Contudo, a aprovação de uma lei não significa automaticamente que todas as suas disposições já estejam operacionais.
Em setembro de 2026, algumas partes da reforma da diligence ainda exigem medidas específicas de entrada em vigor, a elaboração de regras processuais ou a conclusão das respetivas consultas.
Por isso, ao planear a execução, o credor deve distinguir entre as disposições que já estão em vigor e aquelas que foram aprovadas mas ainda não são aplicáveis.
O que um credor estrangeiro deve verificar antes de iniciar a execução
Quando se pretende recuperar uma dívida contra um devedor na Escócia, é aconselhável planear a estratégia de execução antes mesmo de incumbir um sheriff officer de praticar atos executivos.
O credor deve verificar:
- se a sentença, decree ou outro documento é executável na Escócia;
- se antes da medida escolhida é necessário um charge for payment ou outro ato preliminar;
- se o devedor é uma pessoa singular e se são aplicáveis proteções legais adicionais;
- que ativos foram efetivamente identificados;
- se esses ativos pertencem realmente ao devedor e não a uma empresa relacionada ou a um terceiro;
- onde se encontram esses ativos;
- que forma de diligence pode ser legalmente utilizada contra o ativo específico;
- se um processo de insolvência, uma moratória ou outra restrição jurídica afeta a execução.

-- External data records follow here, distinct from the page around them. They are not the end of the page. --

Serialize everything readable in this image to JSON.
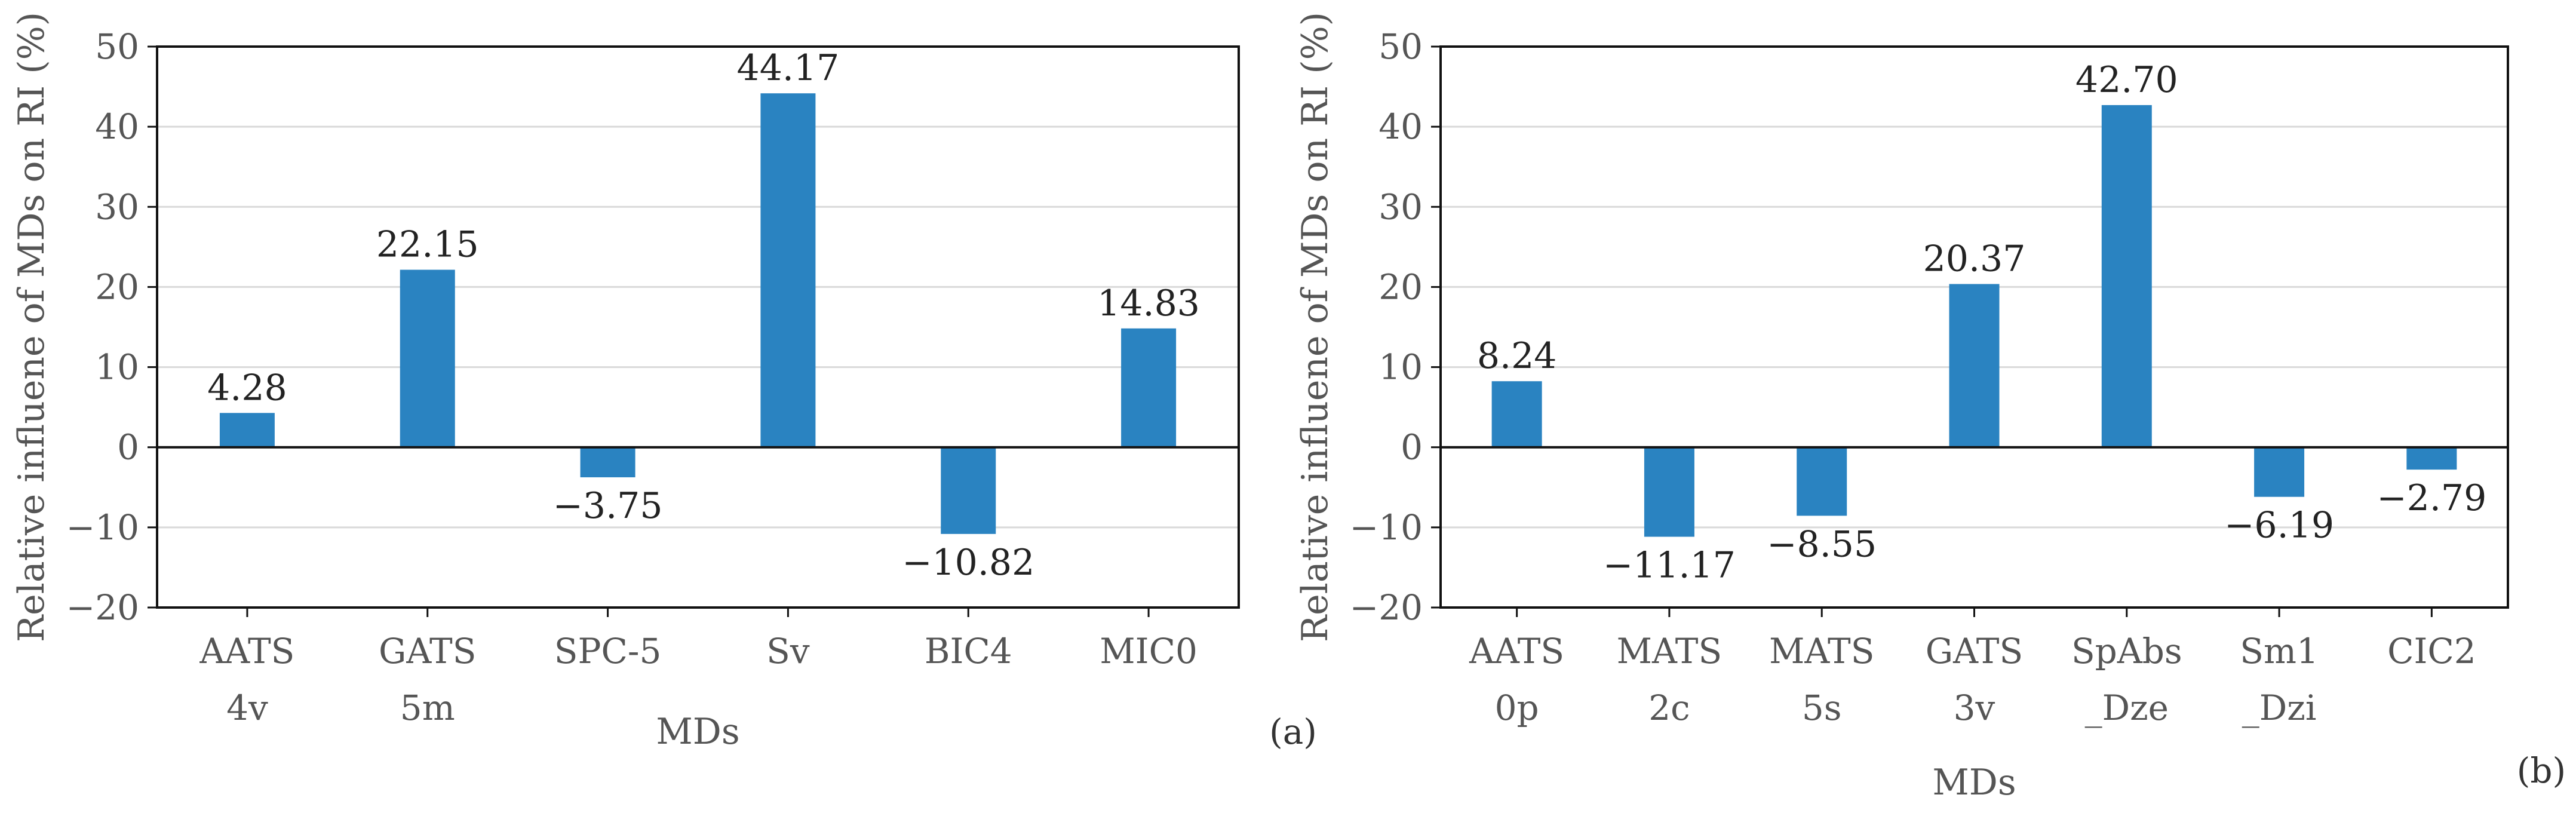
{
  "chart_data": [
    {
      "type": "bar",
      "panel": "(a)",
      "categories": [
        [
          "AATS",
          "4v"
        ],
        [
          "GATS",
          "5m"
        ],
        [
          "SPC-5"
        ],
        [
          "Sv"
        ],
        [
          "BIC4"
        ],
        [
          "MIC0"
        ]
      ],
      "values": [
        4.28,
        22.15,
        -3.75,
        44.17,
        -10.82,
        14.83
      ],
      "value_labels": [
        "4.28",
        "22.15",
        "−3.75",
        "44.17",
        "−10.82",
        "14.83"
      ],
      "xlabel": "MDs",
      "ylabel": "Relative influene of MDs on RI (%)",
      "ylim": [
        -20,
        50
      ],
      "yticks": [
        -20,
        -10,
        0,
        10,
        20,
        30,
        40,
        50
      ],
      "ytick_labels": [
        "−20",
        "−10",
        "0",
        "10",
        "20",
        "30",
        "40",
        "50"
      ],
      "grid": true,
      "color": "#2a83c1"
    },
    {
      "type": "bar",
      "panel": "(b)",
      "categories": [
        [
          "AATS",
          "0p"
        ],
        [
          "MATS",
          "2c"
        ],
        [
          "MATS",
          "5s"
        ],
        [
          "GATS",
          "3v"
        ],
        [
          "SpAbs",
          "_Dze"
        ],
        [
          "Sm1",
          "_Dzi"
        ],
        [
          "CIC2"
        ]
      ],
      "values": [
        8.24,
        -11.17,
        -8.55,
        20.37,
        42.7,
        -6.19,
        -2.79
      ],
      "value_labels": [
        "8.24",
        "−11.17",
        "−8.55",
        "20.37",
        "42.70",
        "−6.19",
        "−2.79"
      ],
      "xlabel": "MDs",
      "ylabel": "Relative influene of MDs on RI (%)",
      "ylim": [
        -20,
        50
      ],
      "yticks": [
        -20,
        -10,
        0,
        10,
        20,
        30,
        40,
        50
      ],
      "ytick_labels": [
        "−20",
        "−10",
        "0",
        "10",
        "20",
        "30",
        "40",
        "50"
      ],
      "grid": true,
      "color": "#2a83c1"
    }
  ]
}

Se o litígio ainda não tiver terminado com uma decisão definitiva, deve avaliar-se separadamente se existem provas suficientes para requerer uma medida provisória.
Não se deve presumir que o bloqueio temporário de ativos está automaticamente disponível em qualquer ação destinada à cobrança de uma quantia.
Por essa razão, a Escócia não deve ser considerada simplesmente como mais uma região dentro de um único sistema britânico de execução.
Como é explicado com mais detalhe no guia da Grandliga sobre cobrança de dívidas no Reino Unido, no Reino Unido coexistem sistemas jurídicos distintos, e a cobrança contra um devedor escocês exige uma análise específica dos mecanismos de execução próprios da Escócia.
O que “diligence” significa na prática
Quando um jurista escocês ou um sheriff officer fala em diligence, está a referir-se a um conjunto próprio de regras do direito escocês sobre execução coerciva.
Não se trata de um único procedimento universal nem simplesmente de enviar um agente de execução contra o devedor.
Para que a execução seja eficaz, vários elementos têm de coincidir:
a base jurídica para executar, a natureza e a localização dos ativos do devedor, o cumprimento dos requisitos prévios previstos na lei e a escolha correta do mecanismo executivo.
Para um credor estrangeiro, compreender o termo diligence é apenas o primeiro passo.
A questão realmente importante é determinar qual diligence específica pode transformar o direito jurídico do credor ao pagamento numa recuperação efetiva da dívida.